The executed notebook is on Github.

from typing import Union

import numpy as np
from scipy.linalg import eigh
from sklearn.exceptions import NotFittedError


class TwoDimensionalPCA:
    def __init__(self, n_components: Union[int, None] = None):
        self.n_components_ = n_components

        self.components_ = None
        self.mean_ = None

    def fit(self, X: np.ndarray):
        """
        Parameters
        ----------
        X : np.ndarray, shape (n_samples, height, width)
        """
        if X.ndim != 3:
            raise ValueError(f"Expected 3D array, got {X.ndim}D array instead")

        self.mean_ = np.mean(X, axis=0)
        cov = np.mean([x.T @ x for x in X - self.mean_], axis=0)
        n_features = cov.shape[0]

        if self.n_components_ is None or self.n_components_ > n_features:
            self.n_components_ = n_features
        self.components_ = eigh(cov, eigvals=(n_features - self.n_components_, n_features - 1))[1][:, ::-1]
        return self

    def transform(self, X: np.ndarray) -> np.ndarray:
        """
        Parameters
        ----------
        X : np.ndarray, shape (n_samples, height, width)

        Returns
        -------
        : np.ndarray, shape (n_samples, height, n_components)
        """
        if self.components_ is None:
            raise NotFittedError(
                "This PCA instance is not fitted yet. "
                "Call 'fit' with appropriate arguments before using this estimator.")

        if X.ndim != 3:
            raise ValueError(f"Expected 3D array, got {X.ndim}D array instead")

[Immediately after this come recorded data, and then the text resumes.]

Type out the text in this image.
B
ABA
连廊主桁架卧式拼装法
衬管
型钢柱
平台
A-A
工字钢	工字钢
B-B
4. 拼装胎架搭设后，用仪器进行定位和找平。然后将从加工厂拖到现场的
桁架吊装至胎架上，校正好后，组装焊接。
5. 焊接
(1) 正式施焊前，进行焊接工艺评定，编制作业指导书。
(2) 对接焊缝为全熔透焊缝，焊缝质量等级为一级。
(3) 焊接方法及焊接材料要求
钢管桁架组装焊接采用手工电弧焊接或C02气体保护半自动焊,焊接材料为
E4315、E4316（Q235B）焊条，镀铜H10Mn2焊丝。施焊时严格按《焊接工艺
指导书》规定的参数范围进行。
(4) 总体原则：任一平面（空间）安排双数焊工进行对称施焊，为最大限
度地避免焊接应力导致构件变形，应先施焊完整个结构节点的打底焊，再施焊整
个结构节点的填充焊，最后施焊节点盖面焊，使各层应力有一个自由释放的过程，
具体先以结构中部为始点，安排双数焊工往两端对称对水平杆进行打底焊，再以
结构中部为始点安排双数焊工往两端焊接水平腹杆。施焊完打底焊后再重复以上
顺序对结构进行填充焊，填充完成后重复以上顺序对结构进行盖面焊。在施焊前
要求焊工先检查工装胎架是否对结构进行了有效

        return np.array([x @ self.components_ for x in X])

    def inverse_transform(self, X: np.ndarray) -> np.ndarray:
        """
        Parameters
        ----------
        X : np.ndarray, shape (n_samples, height, n_components)

        Returns
        -------
        : np.ndarray, shape (n_samples, height, width)
        """
        return np.array([x @ self.components_.T for x in X])

    def fit_transform(self, X: np.ndarray) -> np.ndarray:
        """
        Parameters
        ----------
        X : np.ndarray, shape (n_samples, height, width)

        Returns
        -------
        : np.ndarray, shape (n_samples, height, n_components)
        """
        self.fit(X)
        return self.transform(X)

[^ 2]: Kenji Fukumizu, "Introduction to the Kernel Method-Data Analysis with a Positive Value Kernel-", Asakura Shoten, 2010.